As I personally know the pain and anguish of living with an eating disorder, I work really hard to prevent my children from going down a road similar to my own. One way I work with them to try to “prevent” that is by not idolizing thinness.
Sirens were going off in my head as she said this. I didn’t want her to think skinny is better, or easier, or more flexible, so what was I going to do?
I knew I needed to replace that image with different images, so she can see how flexibility isn’t just for skinny legs. I pulled up on instagram account @biggalyoga and @mynameisjessamyn and noted that these beautiful bodies were flexible too. I shared with her the message that in order to be flexible you actually need to practice, not look a certain way.
My daughter was about 5 or 6 years old when this happened. It was a completely innocent observation, but when that observation is confirmed over and over again as she ages, it can be dangerous.
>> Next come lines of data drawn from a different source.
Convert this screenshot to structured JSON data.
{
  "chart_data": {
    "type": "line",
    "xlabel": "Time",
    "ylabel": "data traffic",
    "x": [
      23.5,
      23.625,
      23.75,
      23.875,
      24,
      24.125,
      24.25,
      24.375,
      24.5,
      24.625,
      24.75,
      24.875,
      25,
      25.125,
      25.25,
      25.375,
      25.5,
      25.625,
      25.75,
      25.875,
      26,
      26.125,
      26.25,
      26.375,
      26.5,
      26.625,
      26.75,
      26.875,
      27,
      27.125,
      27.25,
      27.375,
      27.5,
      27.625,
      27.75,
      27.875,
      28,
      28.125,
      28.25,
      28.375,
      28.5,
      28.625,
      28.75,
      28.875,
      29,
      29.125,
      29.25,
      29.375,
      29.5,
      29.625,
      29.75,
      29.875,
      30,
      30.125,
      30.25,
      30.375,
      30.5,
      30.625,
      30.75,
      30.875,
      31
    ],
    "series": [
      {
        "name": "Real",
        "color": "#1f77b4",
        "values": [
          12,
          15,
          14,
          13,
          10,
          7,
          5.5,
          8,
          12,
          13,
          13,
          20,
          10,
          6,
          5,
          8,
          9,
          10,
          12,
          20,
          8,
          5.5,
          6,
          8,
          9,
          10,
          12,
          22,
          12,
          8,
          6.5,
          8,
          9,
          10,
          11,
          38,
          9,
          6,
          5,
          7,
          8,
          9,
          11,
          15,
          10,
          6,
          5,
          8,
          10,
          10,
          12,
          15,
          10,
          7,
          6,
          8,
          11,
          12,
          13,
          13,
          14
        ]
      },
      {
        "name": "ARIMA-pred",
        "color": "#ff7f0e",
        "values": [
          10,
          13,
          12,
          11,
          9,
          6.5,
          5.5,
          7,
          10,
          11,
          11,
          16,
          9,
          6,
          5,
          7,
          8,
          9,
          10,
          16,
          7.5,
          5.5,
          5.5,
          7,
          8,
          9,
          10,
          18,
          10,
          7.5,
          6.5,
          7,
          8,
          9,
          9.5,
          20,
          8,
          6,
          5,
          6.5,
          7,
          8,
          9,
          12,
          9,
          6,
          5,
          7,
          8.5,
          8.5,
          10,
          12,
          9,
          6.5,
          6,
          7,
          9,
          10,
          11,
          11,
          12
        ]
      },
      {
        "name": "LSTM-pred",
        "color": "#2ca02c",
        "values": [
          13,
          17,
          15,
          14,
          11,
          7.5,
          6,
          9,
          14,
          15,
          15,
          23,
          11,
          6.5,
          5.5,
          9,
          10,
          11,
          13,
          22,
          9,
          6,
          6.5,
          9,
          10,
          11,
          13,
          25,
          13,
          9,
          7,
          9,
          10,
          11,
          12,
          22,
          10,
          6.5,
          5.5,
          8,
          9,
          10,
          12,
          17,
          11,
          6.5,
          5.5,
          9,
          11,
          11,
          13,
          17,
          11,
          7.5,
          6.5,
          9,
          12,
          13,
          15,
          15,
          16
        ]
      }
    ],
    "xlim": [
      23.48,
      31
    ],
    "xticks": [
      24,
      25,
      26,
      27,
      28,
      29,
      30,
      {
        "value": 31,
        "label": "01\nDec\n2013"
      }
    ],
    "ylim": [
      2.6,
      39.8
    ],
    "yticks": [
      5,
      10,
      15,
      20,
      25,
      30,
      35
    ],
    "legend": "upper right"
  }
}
REPRESENTATION IS SO IMPORTANT.
Because of my privilege (a caucasian, small-bodied cisgender woman), I saw people like me everywhere growing up. As ashamed as I am to admit, I didn’t realize the importance of this until I had my kids. I want them to be exposed to diverse humans … and bodies … and experiences, so they can be aware of the lies we are sold about one size being beautiful or more capable than the other.
HOLLI & ANNA ZEHRING
WARRIORS FOR CHANGE
We have to start having these, sometimes difficult, conversations with our children. If we are to one day live in a world free of disordered eating and body dissatisfaction, we have to help them understand that fatness isn’t inherently wrong; we have to let our children know that all bodies are good bodies so that they do not waste their precious talents, hearts and energy on worrying about measuring up to our society’s rigid and unrealistic appearance ideals.